VW execs investigated by German court for overpaying union chiefs

FRANKFURT -- A German court on Tuesday said it had opened proceedings against current and former Volkswagen Group managers, including management board members, on suspicion of breaching their fiduciary duties by awarding excessive pay to labor leaders.

In Germany, wasting corporate funds is legally a breach of fiduciary duty.

A regional court in Brunswick, Lower Saxony, where VW is based, said it had opened proceedings at the behest of local prosecutors in Brunswick.

Two former VW management board members as well as the current and former manager in charge of personnel are being probed for potential breach of their fiduciary duties, the court said in a statement.
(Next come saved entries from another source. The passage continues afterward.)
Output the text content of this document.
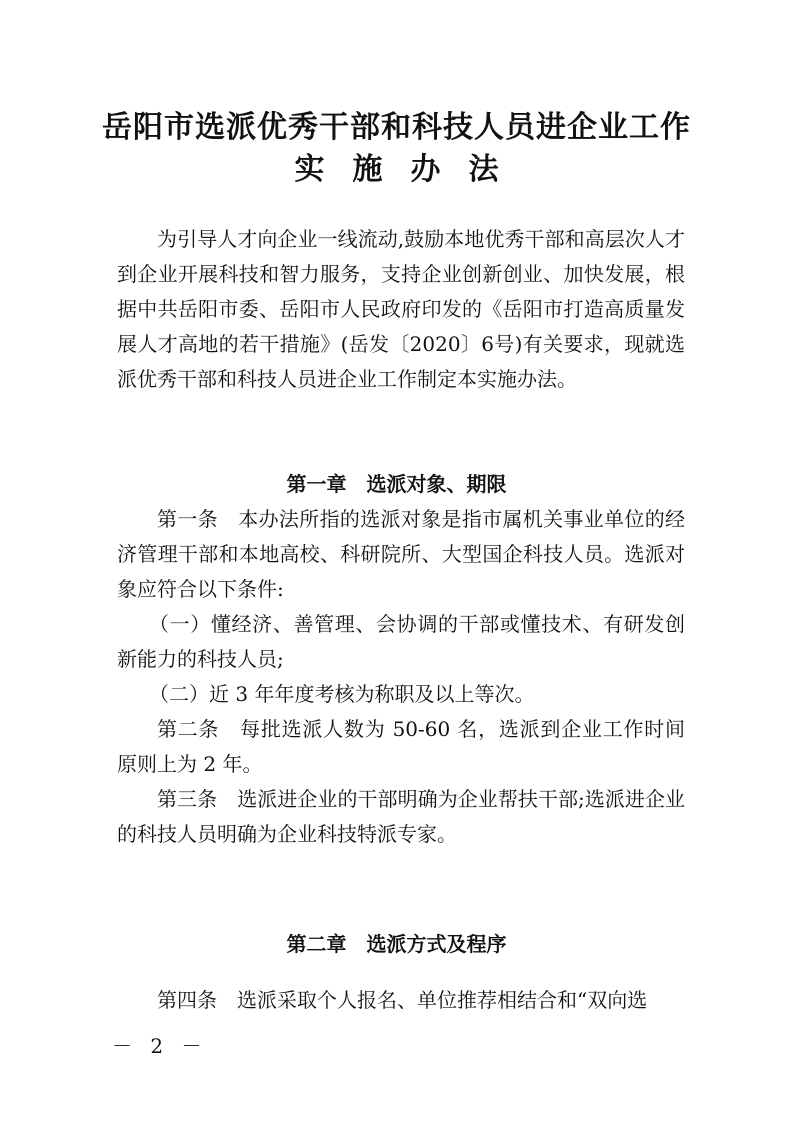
岳阳市选派优秀干部和科技人员进企业工作
实施办法

为引导人才向企业一线流动,鼓励本地优秀干部和高层次人才到企业开展科技和智力服务，支持企业创新创业、加快发展，根据中共岳阳市委、岳阳市人民政府印发的《岳阳市打造高质量发展人才高地的若干措施》(岳发〔2020〕6号)有关要求，现就选派优秀干部和科技人员进企业工作制定本实施办法。

第一章　选派对象、期限

第一条　 本办法所指的选派对象是指市属机关事业单位的经济管理干部和本地高校、科研院所、大型国企科技人员。选派对象应符合以下条件:

（一）懂经济、善管理、会协调的干部或懂技术、有研发创新能力的科技人员;

（二）近 3 年年度考核为称职及以上等次。

第二条　 每批选派人数为 50-60 名，选派到企业工作时间原则上为 2 年。

第三条　 选派进企业的干部明确为企业帮扶干部;选派进企业的科技人员明确为企业科技特派专家。

第二章　选派方式及程序

第四条　 选派采取个人报名、单位推荐相结合和“双向选

－ 2 －
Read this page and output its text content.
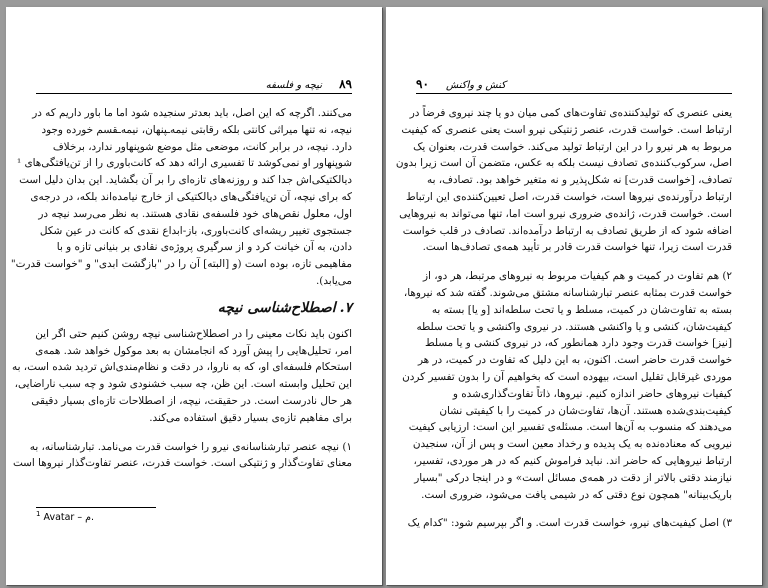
۸۹
نیچه و فلسفه
می‌کنند. اگرچه که این اصل، باید بعدتر سنجیده شود اما ما باور داریم که در
نیچه، نه تنها میراثی کانتی بلکه رقابتی نیمه‌ـپنهان، نیمه‌ـقسم خورده وجود
دارد. نیچه، در برابر کانت، موضعی مثل موضع شوپنهاور ندارد، برخلاف
شوپنهاور او نمی‌کوشد تا تفسیری ارائه دهد که کانت‌باوری را از تن‌یافتگی‌های ¹
دیالکتیکی‌اش جدا کند و روزنه‌های تازه‌ای را بر آن بگشاید. این بدان دلیل است
که برای نیچه، آن تن‌یافتگی‌های دیالکتیکی از خارج نیامده‌اند بلکه، در درجه‌ی
اول، معلول نقص‌های خود فلسفه‌ی نقادی هستند. به نظر می‌رسد نیچه در
جستجوی تغییر ریشه‌ای کانت‌باوری، باز-ابداع نقدی که کانت در عین شکل
دادن، به آن خیانت کرد و از سرگیری پروژه‌ی نقادی بر بنیانی تازه و با
مفاهیمی تازه، بوده است (و [البته] آن را در "بازگشت ابدی" و "خواست قدرت"
می‌یابد).
۷.اصطلاح‌شناسی نیچه
اکنون باید نکات معینی را در اصطلاح‌شناسی نیچه روشن کنیم حتی اگر این
امر، تحلیل‌هایی را پیش آورد که انجامشان به بعد موکول خواهد شد. همه‌ی
استحکام فلسفه‌ای او، که به ناروا، در دقت و نظام‌مندی‌اش تردید شده است، به
این تحلیل وابسته است. این ظن، چه سبب خشنودی شود و چه سبب ناراضایی،
هر حال نادرست است. در حقیقت، نیچه، از اصطلاحات تازه‌ای بسیار دقیقی
برای مفاهیم تازه‌ی بسیار دقیق استفاده می‌کند.
۱) نیچه عنصر تبارشناسانه‌ی نیرو را خواست قدرت می‌نامد. تبارشناسانه، به
معنای تفاوت‌گذار و ژنتیکی است. خواست قدرت، عنصر تفاوت‌گذار نیروها است
$^1$ Avatar – م.
۹۰ کنش و واکنش
یعنی عنصری که تولیدکننده‌ی تفاوت‌های کمی میان دو یا چند نیروی فرضاً در
ارتباط است. خواست قدرت، عنصر ژنتیکی نیرو است یعنی عنصری که کیفیت
مربوط به هر نیرو را در این ارتباط تولید می‌کند. خواست قدرت، بعنوان یک
اصل، سرکوب‌کننده‌ی تصادف نیست بلکه به عکس، متضمن آن است زیرا بدون
تصادف، [خواست قدرت] نه شکل‌پذیر و نه متغیر خواهد بود. تصادف، به
ارتباط درآورنده‌ی نیروها است، خواست قدرت، اصل تعیین‌کننده‌ی این ارتباط
است. خواست قدرت، ژانده‌ی ضروری نیرو است اما، تنها می‌تواند به نیروهایی
اضافه شود که از طریق تصادف به ارتباط درآمده‌اند. تصادف در قلب خواست
قدرت است زیرا، تنها خواست قدرت قادر بر تأیید همه‌ی تصادف‌ها است.
۲) هم تفاوت در کمیت و هم کیفیات مربوط به نیروهای مرتبط، هر دو، از
خواست قدرت بمثابه عنصر تبارشناسانه مشتق می‌شوند. گفته شد که نیروها،
بسته به تفاوت‌شان در کمیت، مسلط و یا تحت سلطه‌اند [و یا] بسته به
کیفیت‌شان، کنشی و یا واکنشی هستند. در نیروی واکنشی و یا تحت سلطه
[نیز] خواست قدرت وجود دارد همانطور که، در نیروی کنشی و یا مسلط
خواست قدرت حاضر است. اکنون، به این دلیل که تفاوت در کمیت، در هر
موردی غیرقابل تقلیل است، بیهوده است که بخواهیم آن را بدون تفسیر کردن
کیفیات نیروهای حاضر اندازه کنیم. نیروها، ذاتاً تفاوت‌گذاری‌شده و
کیفیت‌بندی‌شده هستند. آن‌ها، تفاوت‌شان در کمیت را با کیفیتی نشان
می‌دهند که منسوب به آن‌ها است. مسئله‌ی تفسیر این است: ارزیابی کیفیت
نیرویی که معناده‌نده به یک پدیده و رخداد معین است و پس از آن، سنجیدن
ارتباط نیروهایی که حاضر اند. نباید فراموش کنیم که در هر موردی، تفسیر،
نیازمند دقتی بالاتر از دقت در همه‌ی مسائل است» و در اینجا درکی "بسیار
باریک‌بینانه" همچون نوع دقتی که در شیمی یافت می‌شود، ضروری است.
۳) اصل کیفیت‌های نیرو، خواست قدرت است. و اگر بپرسیم شود: "کدام یک
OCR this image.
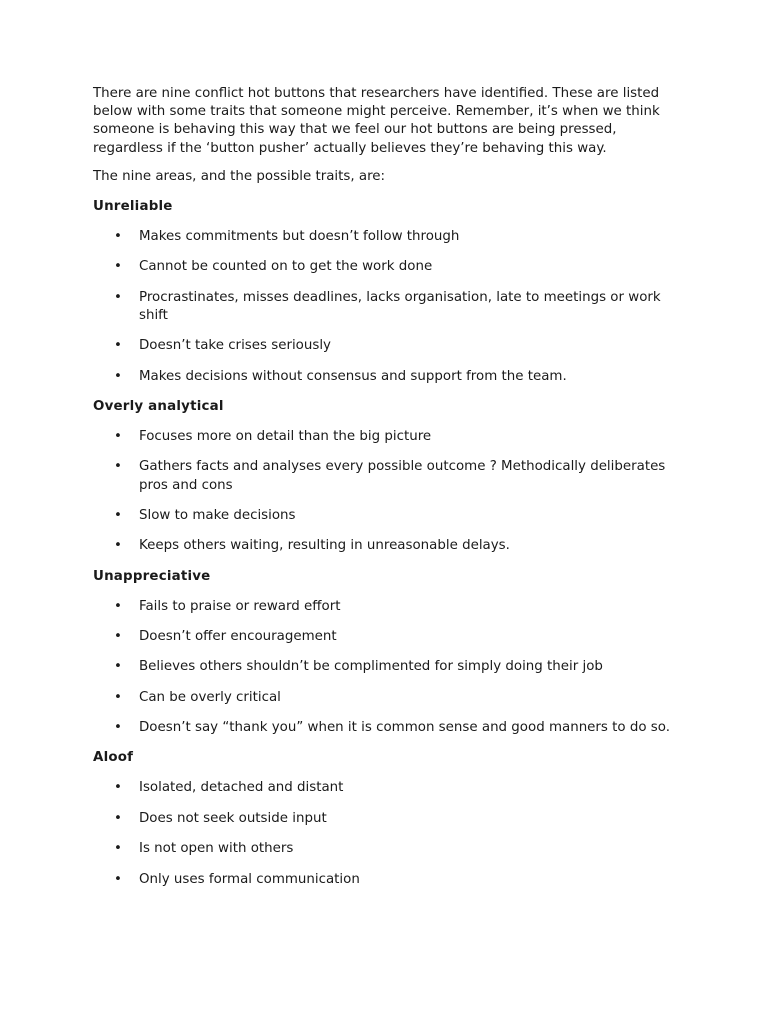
There are nine conflict hot buttons that researchers have identified. These are listed below with some traits that someone might perceive. Remember, it’s when we think someone is behaving this way that we feel our hot buttons are being pressed, regardless if the ‘button pusher’ actually believes they’re behaving this way.

The nine areas, and the possible traits, are:

Unreliable
• Makes commitments but doesn’t follow through
• Cannot be counted on to get the work done
• Procrastinates, misses deadlines, lacks organisation, late to meetings or work shift
• Doesn’t take crises seriously
• Makes decisions without consensus and support from the team.
Overly analytical
• Focuses more on detail than the big picture
• Gathers facts and analyses every possible outcome ? Methodically deliberates pros and cons
• Slow to make decisions
• Keeps others waiting, resulting in unreasonable delays.
Unappreciative
• Fails to praise or reward effort
• Doesn’t offer encouragement
• Believes others shouldn’t be complimented for simply doing their job
• Can be overly critical
• Doesn’t say “thank you” when it is common sense and good manners to do so.
Aloof
• Isolated, detached and distant
• Does not seek outside input
• Is not open with others
• Only uses formal communication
Those being probed were responsible for setting pay and bonus payments for works council members, the court said, adding that prosecutors believed VW likely wasted more than 5 million euros ($5.86 million) in excessive pay for labor leaders between May 2011 and May 2016.

VW and the works council have said that payments were in line with legal guidelines.

On Tuesday, the automaker said it saw no wrongdoing in the way executives awarded pay and bonuses for works council members and said the hearings were an opportunity to clarify legal questions about how pay was awarded. VW said the company itself was not under investigation.

In 2017 the automaker said it had cut the salaries and suspended the bonuses of 14 members of its works council, including the council's head, Bernd Osterloh, as public prosecutors investigate alleged earlier overpayment.

At the time, Matthias Mueller, the former VW CEO, said that the cuts in pay were a precautionary measure taken until the legality of pay levels were clarified.

In November 2016, prosecutors and tax investigators raided the offices of senior VW officials probing overpayment and tax evasion.